As title says, optimizing compilers transform division by constant (non-pow 2) into reciprocal multiplication to avoid time expensive div
instruction. I'm curious whether there is a CPU that does this optimization as code is being executed, caching frequently used divisor's 'magical constants' in a cache table and use them for computing div
, if divisor operand is present in cache.
I've run some experiment on x64 (C++) and M1 (Rust, below), repeatedly dividing a number by same divisor and dividing by ever-changing divisor in loop.
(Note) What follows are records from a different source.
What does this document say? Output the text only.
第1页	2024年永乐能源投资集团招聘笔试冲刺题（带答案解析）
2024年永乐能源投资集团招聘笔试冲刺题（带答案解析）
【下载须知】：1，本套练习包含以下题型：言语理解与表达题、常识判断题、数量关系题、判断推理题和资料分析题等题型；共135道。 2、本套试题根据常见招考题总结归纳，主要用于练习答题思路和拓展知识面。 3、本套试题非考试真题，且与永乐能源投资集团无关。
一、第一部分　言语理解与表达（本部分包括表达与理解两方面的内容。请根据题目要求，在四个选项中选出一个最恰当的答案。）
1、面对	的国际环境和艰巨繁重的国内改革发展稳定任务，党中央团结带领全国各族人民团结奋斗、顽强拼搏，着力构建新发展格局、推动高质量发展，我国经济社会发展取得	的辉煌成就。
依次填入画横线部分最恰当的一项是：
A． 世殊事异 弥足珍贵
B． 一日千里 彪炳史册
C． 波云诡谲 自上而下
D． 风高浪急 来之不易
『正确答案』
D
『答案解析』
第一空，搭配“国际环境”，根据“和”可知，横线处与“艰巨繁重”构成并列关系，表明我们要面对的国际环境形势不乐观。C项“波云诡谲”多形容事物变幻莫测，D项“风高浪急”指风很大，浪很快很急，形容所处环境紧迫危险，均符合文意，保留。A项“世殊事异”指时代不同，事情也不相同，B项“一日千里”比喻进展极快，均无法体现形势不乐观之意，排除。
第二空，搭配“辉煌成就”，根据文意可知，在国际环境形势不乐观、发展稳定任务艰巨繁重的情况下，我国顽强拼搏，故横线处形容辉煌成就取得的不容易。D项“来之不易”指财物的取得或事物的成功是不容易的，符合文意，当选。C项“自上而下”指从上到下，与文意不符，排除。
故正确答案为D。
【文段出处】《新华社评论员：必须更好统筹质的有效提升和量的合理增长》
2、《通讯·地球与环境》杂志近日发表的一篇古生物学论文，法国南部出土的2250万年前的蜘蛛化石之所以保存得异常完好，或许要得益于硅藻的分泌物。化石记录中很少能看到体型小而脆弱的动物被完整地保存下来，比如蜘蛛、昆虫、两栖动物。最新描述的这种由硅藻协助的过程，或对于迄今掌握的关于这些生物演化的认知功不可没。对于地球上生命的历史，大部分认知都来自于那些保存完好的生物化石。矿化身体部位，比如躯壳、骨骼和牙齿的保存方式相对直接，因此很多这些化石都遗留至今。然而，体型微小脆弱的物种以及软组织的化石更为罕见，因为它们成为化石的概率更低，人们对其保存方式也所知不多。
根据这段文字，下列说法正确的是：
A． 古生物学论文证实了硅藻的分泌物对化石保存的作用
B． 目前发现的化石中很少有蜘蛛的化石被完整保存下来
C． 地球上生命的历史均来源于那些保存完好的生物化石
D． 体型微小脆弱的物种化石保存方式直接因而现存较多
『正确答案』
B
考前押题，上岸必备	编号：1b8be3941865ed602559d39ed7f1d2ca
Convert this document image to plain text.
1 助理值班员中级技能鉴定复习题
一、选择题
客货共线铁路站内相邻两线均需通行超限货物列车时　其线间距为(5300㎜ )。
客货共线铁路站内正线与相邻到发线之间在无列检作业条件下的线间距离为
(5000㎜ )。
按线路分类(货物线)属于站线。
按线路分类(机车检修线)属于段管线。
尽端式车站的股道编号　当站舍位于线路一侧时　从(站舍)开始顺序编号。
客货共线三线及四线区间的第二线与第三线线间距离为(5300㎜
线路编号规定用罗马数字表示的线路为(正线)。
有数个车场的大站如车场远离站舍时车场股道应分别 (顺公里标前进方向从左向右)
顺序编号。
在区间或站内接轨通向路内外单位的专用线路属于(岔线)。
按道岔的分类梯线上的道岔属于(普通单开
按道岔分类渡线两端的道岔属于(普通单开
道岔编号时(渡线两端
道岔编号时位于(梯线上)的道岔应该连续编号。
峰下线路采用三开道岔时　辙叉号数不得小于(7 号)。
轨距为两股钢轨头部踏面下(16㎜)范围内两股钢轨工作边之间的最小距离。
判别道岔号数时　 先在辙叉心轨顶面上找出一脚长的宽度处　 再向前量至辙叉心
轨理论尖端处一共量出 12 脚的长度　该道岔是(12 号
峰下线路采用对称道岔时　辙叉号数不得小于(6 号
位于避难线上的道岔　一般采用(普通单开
Both ended up being identical in performance comparison, I guess answer is no at least for these CPUs I tested on.
type div32 = i32;
#[inline(never)]
fn div_bench_fn(dividend: div32, mut divisor: div32, mut step: div32) -> f64 {
step = std::hint::black_box(step);
const LOOP_COUNT: u32 = 100_000_000;
let start = std::time::Instant::now();
let mut tmp = 0;
for _ in 0..LOOP_COUNT {
let res = dividend % divisor;
divisor += step;
tmp ^= res;
std::hint::black_box(tmp);
}
let elapsed = start.elapsed().as_secs_f64();
let div_sec = (LOOP_COUNT as f64) / elapsed;
div_sec / 1_000_000.
}
fn main() {
for _ in 0..10 {
println!("--");
println!(" static {:.2}m div/sec", div_bench_fn(0x12345678, 127, 0));
println!(" dynamic {:.2}m div/sec", div_bench_fn(0x12345678, 127, 1));
}
}
Looping code (ARMv8.5-A)
divbench[0x1000017e8] <+64>: cbz w9, 0x10000185c ; <+180> // panic if divisor == 0
divbench[0x1000017ec] <+68>: sdiv w13, w11, w9
divbench[0x1000017f0] <+72>: msub w13, w13, w9, w11
divbench[0x1000017f4] <+76>: add w9, w9, w19
divbench[0x1000017f8] <+80>: eor w8, w13, w8
divbench[0x1000017fc] <+84>: str w8, [sp, #0xc]
divbench[0x100001800] <+88>: subs w10, w10, #0x1
divbench[0x100001804] <+92>: b.ne 0x1000017e8 ; <+64>
Results (higher is better in this one)
--
static 1018.66m div/sec
dynamic 1568.52m div/sec
--
static 1574.76m div/sec
dynamic 1574.63m div/sec
--
static 1575.77m div/sec
dynamic 1574.38m div/sec
--
static 1577.74m div/sec
dynamic 1581.09m div/sec
--
static 1585.35m div/sec
dynamic 1591.46m div/sec
--
static 1572.47m div/sec
dynamic 1585.13m div/sec
--
static 1560.05m div/sec
dynamic 1571.18m div/sec
--
static 1575.05m div/sec
dynamic 1550.98m div/sec
--
static 1556.27m div/sec
dynamic 1571.85m div/sec
--
static 1581.93m div/sec
dynamic 1579.43m div/sec
Probably I'm not the only one to think this but I haven't been able to find information on this.